MYSTERY WIRE — In late 2001, the Pentagon said the military was closing in on Osama bin Laden claiming he was hiding in a fortified complex of caves near the Pakistani border. To fight against this new kind of enemy a new weapon was developed and tested in Southern Nevada.
The weapon is a massive bomb, and the military uses several different versions. But for most people it just became known as the bunker buster bomb. Investigative reporter George Knapp reported on the development of the bunker buster in this story which aired on KLAS-TV on November 28, 2001.
The vast expanse of the Nellis range has contributed mightily to military preparedness. Nellis is known far and wide as the training ground for the world’s best fighter pilots.

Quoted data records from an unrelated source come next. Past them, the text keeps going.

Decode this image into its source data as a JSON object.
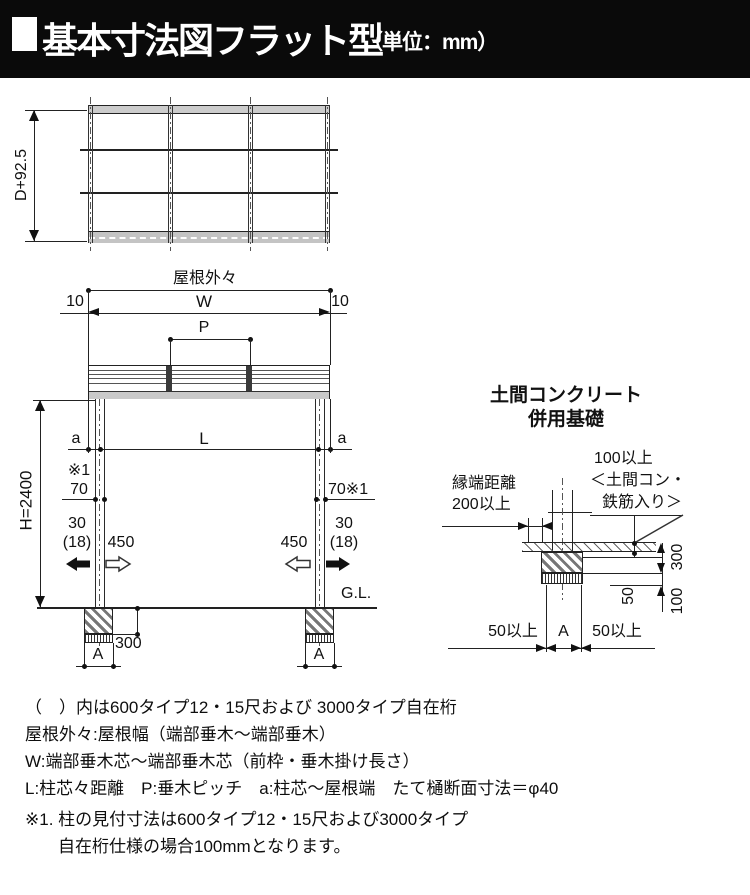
{
  "header": {
    "title": "基本寸法図フラット型",
    "unit": "（単位：mm）"
  },
  "plan_view": {
    "depth_dim": "D+92.5"
  },
  "elevation": {
    "roof_outer_label": "屋根外々",
    "offset_left": "10",
    "width_label": "W",
    "offset_right": "10",
    "pitch_label": "P",
    "a_left": "a",
    "span_label": "L",
    "a_right": "a",
    "note_ref": "※1",
    "col_width_left": "70",
    "col_width_right": "70※1",
    "out_left": "30",
    "out_left_alt": "(18)",
    "in_left": "450",
    "in_right": "450",
    "out_right": "30",
    "out_right_alt": "(18)",
    "height_dim": "H=2400",
    "ground_label": "G.L.",
    "footing_depth": "300",
    "footing_width_left": "A",
    "footing_width_right": "A"
  },
  "foundation_detail": {
    "title_line1": "土間コンクリート",
    "title_line2": "併用基礎",
    "slab_note1": "100以上",
    "slab_note2": "＜土間コン・",
    "slab_note3": "鉄筋入り＞",
    "edge_note1": "縁端距離",
    "edge_note2": "200以上",
    "depth_dim": "300",
    "slab_dim": "100",
    "gravel_dim": "50",
    "margin_left": "50以上",
    "width_label": "A",
    "margin_right": "50以上"
  },
  "notes": {
    "lines": [
      "（　）内は600タイプ12・15尺および 3000タイプ自在桁",
      "屋根外々:屋根幅（端部垂木〜端部垂木）",
      "W:端部垂木芯〜端部垂木芯（前枠・垂木掛け長さ）",
      "L:柱芯々距離　P:垂木ピッチ　a:柱芯〜屋根端　たて樋断面寸法＝φ40",
      "※1. 柱の見付寸法は600タイプ12・15尺および3000タイプ",
      "自在桁仕様の場合100mmとなります。"
    ]
  }
}
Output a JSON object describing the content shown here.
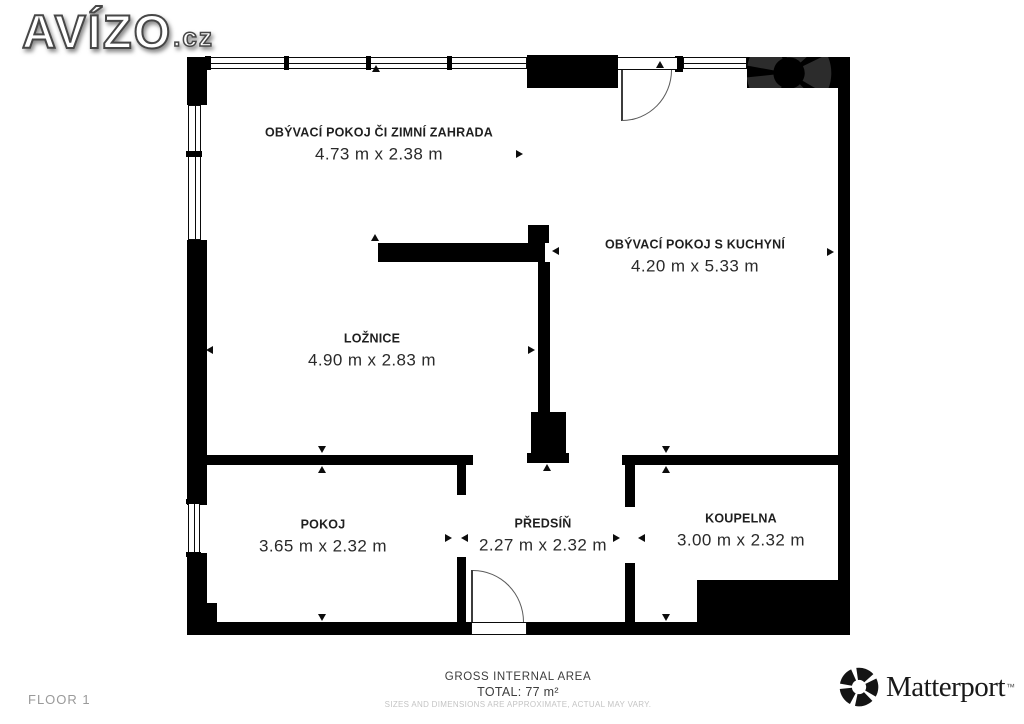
{
  "logo": {
    "brand": "AVÍZO",
    "tld": ".cz"
  },
  "plan": {
    "rooms": [
      {
        "name": "OBÝVACÍ POKOJ ČI ZIMNÍ ZAHRADA",
        "dims": "4.73 m x 2.38 m"
      },
      {
        "name": "OBÝVACÍ POKOJ S KUCHYNÍ",
        "dims": "4.20 m x 5.33 m"
      },
      {
        "name": "LOŽNICE",
        "dims": "4.90 m x 2.83 m"
      },
      {
        "name": "POKOJ",
        "dims": "3.65 m x 2.32 m"
      },
      {
        "name": "PŘEDSÍŇ",
        "dims": "2.27 m x 2.32 m"
      },
      {
        "name": "KOUPELNA",
        "dims": "3.00 m x 2.32 m"
      }
    ]
  },
  "footer": {
    "floor_label": "FLOOR 1",
    "area_title": "GROSS INTERNAL AREA",
    "area_total": "TOTAL: 77 m²",
    "disclaimer": "SIZES AND DIMENSIONS ARE APPROXIMATE, ACTUAL MAY VARY.",
    "matterport_wordmark": "Matterport",
    "matterport_tm": "™"
  },
  "colors": {
    "wall": "#000000",
    "label_text": "#2a2a2a",
    "muted_text": "#9a9a9a",
    "faint_text": "#c4c4c4"
  }
}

War games conducted on the range have helped the military perfect the use of assorted armaments.
The stealth fighter was unveiled here for the first time, and the world’s only Predator unit is based in Indian Springs. The Predator is a high-tech unmanned drone already in use in Afghanistan.
And now comes word that something new, something deadly has been developed on the Nellis range. Something that could be useful in the rugged mountains of Afghanistan, where Osama bin Laden is reportedly in hiding.
Video from a camera situated in the business end of a smart bomb shows how bombs can be guided by remote control to any target. The Army can launch these weapons from the ground, and the Air Force can fire them from planes.
Military sources tell the I-Team, the Air Force version can be dropped from a plane like any other gravity bomb. But with new modifications, it can be guided using both information from global satellites and the video stream that personnel on the plane can watch. The crew can then send signals causing the bomb to slow down, speed up, and zero in.
The existence of so-called smart bombs is nothing new. The website of the Federation of American Scientists provide several details about different models. Basically, modern munitions can be customized depending on the mission. The bombs are built so cameras can be added. A smart bomb expert at the federation said they’ve heard rumors about the type of cave buster that’s been tested at Nellis but nothing firm until now.
Some military experts described the cave fortresses of Afghanistan as virtually impregnable.
Sources say the Nellis cave buster is tailor-made for such a challenge. Make no mistake, other weapons in the U.S. arsenal could be used, too. Giant so-called Daisy Cutters could pound the caves near their entrances. Other smart bombs could hit the target from above, causing it to crumble within.
But the new version, we’re told, will fly right into the cave itself.
Just as pilots can guide it toward targets on the ground or in the air, military sources say the Nellis cave buster can be flown right into the cave and perhaps even maneuvered somewhat once it’s in there.
Video of the Nellis cave buster in action has not been released. Army video showing a smart bomb hitting a tank, while interesting, is probably old technology. But judging from what could be done even a few years ago and from what our sources tell us, the newly customized Nevada smart bomb could be the last thing Osama bin Laden ever sees.
Our sources say the testing at Nellis of this modified technology, which we’re told also may include thermal capabilities, is already complete. And from that point, the cave busters were to be shipped to Afghanistan. We’re not certain, but it’s likely that means they are already there and ready for action.
While Nellis won’t talk about any of this testing, they didn’t deny it. They said they could not comment on it because “it’s classified.”
“As a matter of policy we won’t comment on classified weapons testing at the base.”